If you have not installed MATLAB R2021a, we highly recommend you do so before proceeding. Assuming your Mosek installation is good, the issue might lie in either the hyperbolic_orbifolds or AcceleratedQuadraticProxy packages, specifically in terms of compiling MEX files. Please make sure those files are compiled and working on your system via the documentation in these packages. If this still fails, do not hesitate to contact me. Note that I might need data to assist in troubleshooting, and may be unable to assist if you are not willing to provide data.

I want a feature implemented that you don't have. Can you help?

I'm happy to try! I work on this as a hobby, and my bandwidth is limited.

MATLAB and Mosek are expensive. Is there any alternative?

At this time, no, though there is (gradual) work on a freeware version.

Can you explain what the file ________ does?

The relevant information insofar as how SAMS works can be found in the papers listed below. Any other function that you see that is not referenced in the above can safely be assumed to be irrelevant.

If using this software for mapping, please cite the following works:

Ravier, Robert J. Algorithms with Applications to Anthropology. Diss. Duke University, 2018. Ravier, Robert J. "Eyes on the Prize: Improved Registration via Forward Propagation." arXiv preprint arXiv:1812.10592 (2018).

If you use the mapping package for topological spheres, please cite:

Aigerman, Noam, and Yaron Lipman. "Hyperbolic orbifold tutte embeddings." ACM Transactions on Graphics (TOG) 35.6 (2016): 217.

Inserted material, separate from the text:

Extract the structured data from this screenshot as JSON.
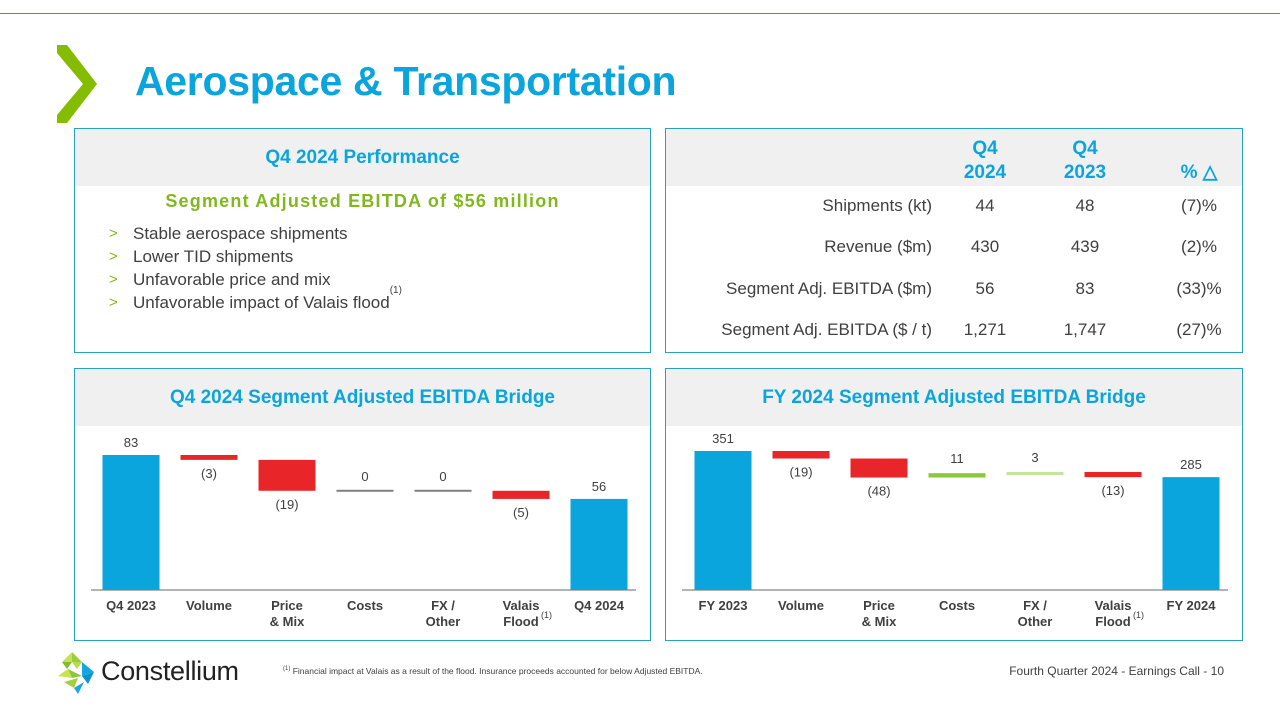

For those using SAMS for topological disks, please cite:

Kovalsky, Shahar Z., Meirav Galun, and Yaron Lipman. "Accelerated quadratic proxy for geometric optimization." ACM Transactions on Graphics (TOG) 35.4 (2016): 1-11.

For those using SAMS for segmentation, please cite:

Gao, Tingran. "The diffusion geometry of fibre bundles: Horizontal diffusion maps." Applied and Computational Harmonic Analysis 50 (2021): 147-215.

The above is an amalgamation of the work of different individuals over the course of a decade, namely academics who wrote code and provided it publicly with no guarantees. Essentially, an MIT license.